Fossil fuels are predicted to replace metals as the nation’s top commodity shipped abroad.
Authorities are optimistic the value of exported Australian coal will overtake that of iron ore in the next six months.
The federal Department of Industry, Science and Resources confirmed metallurgical coal and thermal coal exports totalled $114 billion during the 2022 financial year (FY).
In FY23 this figure is expected to jump 16.7 per cent to $133B, dwarfing iron ore’s $114B sum for the same period. In the following fiscal period coal will decrease 24.1 per cent to $101B but this will still be higher than iron ore’s $95B total.
The department expects coal production to jump in New South Wales and “especially” Queensland, from 163M tonnes (Mt) in FY22 to 183Mt by FY24 (up 12.2 per cent).
“Metallurgical coal export earnings were $23B in 2020–21 but surged to $68B in 2021–22. Prices are now easing, as seasonal and short-term supply issues pass and demand edges back. This should see earnings fall moderately over the outlook period with export values eventually easing to a still-high $46B by 2023–24,” the latest resources and energy quarterly report said.
“The forecast for export earnings has been revised up by around $13B in 2022–23, and $17B in 2023–24. Thermal coal export earnings are now expected to be around US$130B (A$194B) over the full outlook period. Revisions reflect the extended La Niña cycle, which will likely add to prices over the next two years.

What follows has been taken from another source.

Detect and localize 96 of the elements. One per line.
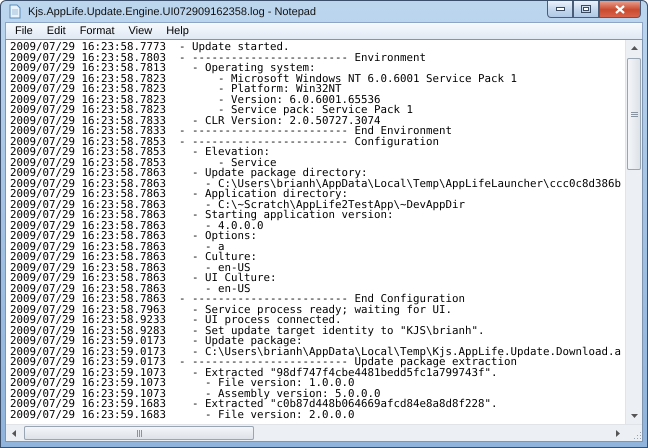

The fallout from the Russian invasion of Ukraine has also added to price pressures over the medium term.”
During FY22 principal markets for Australian thermal coal exports in FY22 were Japan ($25.5B), South Korea ($7.3B), Taiwan ($7.1B), Vietnam ($1.8B), Malaysia ($1.5B) and Thailand ($866 million).

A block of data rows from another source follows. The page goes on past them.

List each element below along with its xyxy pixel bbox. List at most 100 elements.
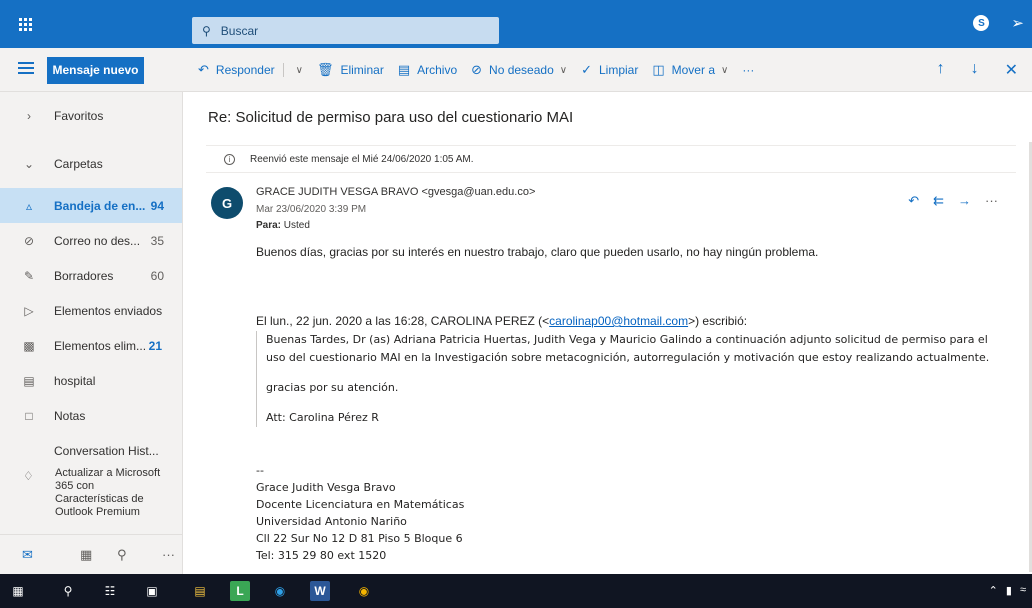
sidebar-item-inbox[interactable]: ▵ Bandeja de en... 94 [0, 188, 182, 223]
favorites-header[interactable]: › Favoritos [0, 92, 182, 140]
sweep-label: Limpiar [598, 63, 639, 77]
move-to-button[interactable]: ◫ Mover a ∨ [652, 62, 728, 78]
windows-start-icon[interactable]: ▦ [8, 581, 28, 601]
signature: -- Grace Judith Vesga Bravo Docente Lice… [256, 462, 464, 564]
reply-icon: ↶ [198, 62, 209, 77]
sidebar-item-conversation-history[interactable]: Conversation Hist... [0, 433, 182, 468]
block-icon: ⊘ [23, 233, 35, 248]
search-icon: ⚲ [202, 23, 211, 38]
diamond-icon: ♢ [23, 469, 34, 483]
unread-count: 94 [150, 198, 164, 213]
trash-icon: 🗑 [316, 62, 334, 77]
sidebar-item-deleted[interactable]: ▩ Elementos elim... 21 [0, 328, 182, 363]
quote-text: Buenas Tardes, Dr (as) Adriana Patricia … [266, 333, 988, 346]
unread-count: 21 [148, 338, 162, 353]
skype-icon[interactable]: S [973, 15, 990, 31]
upgrade-promo[interactable]: ♢ Actualizar a Microsoft 365 con Caracte… [0, 467, 183, 527]
more-icon[interactable]: ··· [162, 547, 175, 562]
junk-label: No deseado [489, 63, 554, 77]
close-icon[interactable]: ✕ [1005, 60, 1018, 80]
favorites-label: Favoritos [54, 109, 104, 123]
message-body: Buenos días, gracias por su interés en n… [256, 245, 819, 259]
upgrade-text: Actualizar a Microsoft 365 con Caracterí… [55, 467, 161, 518]
search-box[interactable]: ⚲ [192, 17, 499, 44]
forward-info-bar: i Reenvió este mensaje el Mié 24/06/2020… [206, 145, 1016, 173]
file-explorer-icon[interactable]: ▤ [190, 581, 210, 601]
chrome-icon[interactable]: ◉ [354, 581, 374, 601]
quoted-message: Buenas Tardes, Dr (as) Adriana Patricia … [256, 331, 1016, 427]
reply-button[interactable]: ↶ Responder [198, 62, 275, 78]
email-link[interactable]: carolinap00@hotmail.com [549, 314, 688, 328]
sender[interactable]: GRACE JUDITH VESGA BRAVO <gvesga@uan.edu… [256, 186, 535, 198]
system-tray[interactable]: ⌃ ▮ ≈ [989, 584, 1026, 597]
pencil-icon: ✎ [23, 268, 35, 283]
message-subject: Re: Solicitud de permiso para uso del cu… [208, 109, 574, 126]
folders-label: Carpetas [54, 157, 103, 171]
sidebar-item-label: Correo no des... [54, 233, 141, 248]
arrow-down-icon[interactable]: ↓ [971, 60, 979, 80]
more-icon: ··· [742, 63, 755, 77]
item-count: 35 [150, 233, 164, 248]
delete-button[interactable]: 🗑 Eliminar [317, 62, 384, 78]
forward-info-text: Reenvió este mensaje el Mié 24/06/2020 1… [250, 153, 474, 165]
mail-icon[interactable]: ✉ [22, 547, 33, 563]
new-message-button[interactable]: Mensaje nuevo [47, 57, 144, 84]
avatar[interactable]: G [211, 187, 243, 219]
app-icon[interactable]: L [230, 581, 250, 601]
broom-icon: ✓ [581, 62, 592, 77]
quote-text: Att: Carolina Pérez R [266, 411, 379, 424]
store-icon[interactable]: ▣ [142, 581, 162, 601]
signature-line: Docente Licenciatura en Matemáticas [256, 498, 465, 511]
sidebar-item-drafts[interactable]: ✎ Borradores 60 [0, 258, 182, 293]
chevron-right-icon: › [27, 109, 31, 123]
reply-options-button[interactable]: ∨ [290, 65, 303, 76]
note-icon: □ [25, 408, 33, 423]
sidebar-item-label: Notas [54, 408, 86, 423]
reply-label: Responder [215, 63, 275, 77]
junk-button[interactable]: ⊘ No deseado ∨ [471, 62, 567, 78]
sidebar-item-label: hospital [54, 373, 96, 388]
sweep-button[interactable]: ✓ Limpiar [581, 62, 638, 78]
edge-icon[interactable]: ◉ [270, 581, 290, 601]
battery-icon[interactable]: ▮ [1006, 584, 1012, 597]
delete-label: Eliminar [340, 63, 384, 77]
sidebar-item-notes[interactable]: □ Notas [0, 398, 182, 433]
sidebar-item-label: Bandeja de en... [54, 198, 146, 213]
move-icon: ◫ [652, 62, 665, 77]
more-actions-button[interactable]: ··· [742, 63, 754, 77]
folder-icon: ▤ [23, 373, 35, 388]
more-icon[interactable]: ··· [985, 193, 998, 209]
block-icon: ⊘ [471, 62, 483, 77]
sidebar-item-hospital[interactable]: ▤ hospital [0, 363, 182, 398]
word-icon[interactable]: W [310, 581, 330, 601]
sidebar-item-label: Elementos enviados [54, 303, 163, 318]
forward-icon[interactable]: → [958, 193, 971, 209]
search-input[interactable] [220, 23, 471, 38]
sidebar-item-junk[interactable]: ⊘ Correo no des... 35 [0, 223, 182, 258]
calendar-icon[interactable]: ▦ [80, 547, 92, 563]
sidebar-item-sent[interactable]: ▷ Elementos enviados [0, 293, 182, 328]
inbox-icon: ▵ [25, 198, 33, 213]
info-icon: i [224, 153, 235, 165]
app-launcher-icon[interactable] [0, 0, 50, 48]
reply-icon[interactable]: ↶ [908, 193, 919, 209]
menu-icon[interactable] [18, 62, 34, 77]
folders-header[interactable]: ⌄ Carpetas [0, 140, 182, 188]
quote-text: gracias por su atención. [266, 381, 399, 394]
feedback-icon[interactable]: ➢ [1011, 14, 1024, 32]
trash-icon: ▩ [23, 338, 35, 353]
sidebar-item-label: Elementos elim... [54, 338, 147, 353]
quote-header: El lun., 22 jun. 2020 a las 16:28, CAROL… [256, 314, 747, 328]
wifi-icon[interactable]: ≈ [1020, 584, 1026, 597]
folder-pane: › Favoritos ⌄ Carpetas ▵ Bandeja de en..… [0, 92, 183, 574]
people-icon[interactable]: ⚲ [117, 547, 127, 563]
archive-button[interactable]: ▤ Archivo [398, 62, 457, 78]
task-view-icon[interactable]: ☷ [100, 581, 120, 601]
reply-all-icon[interactable]: ⇇ [933, 193, 944, 209]
chevron-up-icon[interactable]: ⌃ [989, 584, 998, 597]
module-switcher: ✉ ▦ ⚲ ··· [0, 534, 183, 574]
move-to-label: Mover a [671, 63, 715, 77]
search-icon[interactable]: ⚲ [58, 581, 78, 601]
to-label: Para: [256, 220, 282, 231]
arrow-up-icon[interactable]: ↑ [937, 60, 945, 80]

Top markets for metallurgical coal exports included India ($22.3B), Japan ($15.1B), South Korea ($10.1B), Netherlands ($4.3B) and Taiwan ($4.2B) during the same period.
Although China recorded nil the Australia Institute hopes communist leaders will start reversing coal sanctions after Foreign Minister Penny Wong’s official East Asia visit on 21 December 2022.
“I do not expect [changes] to happen the day after tomorrow … [and] these things will change gradually over time,” international and security affairs program director Allan Behm said according to the Australian Broadcasting Corporation.
“Nobody wants to appear to be losing face or taking a major victory, it is just always managed in a very careful way so I would expect over the next month – or so – we will have a lifting of those sanctions on trade commodities.”
Behm, who used to advise Wong, expects his former employer and Chinese Foreign Minister Wang Yi to reestablish a new “normality” and “normalisation” in bilateral relations.
“There will be movement on trade and on other political matters but I think it will be done in a calibrated, managed way, so that we do not have shock news immediately but – rather – a restoration of a mature [and] businesslike relationship over the next couple of months,” he said according to the broadcaster.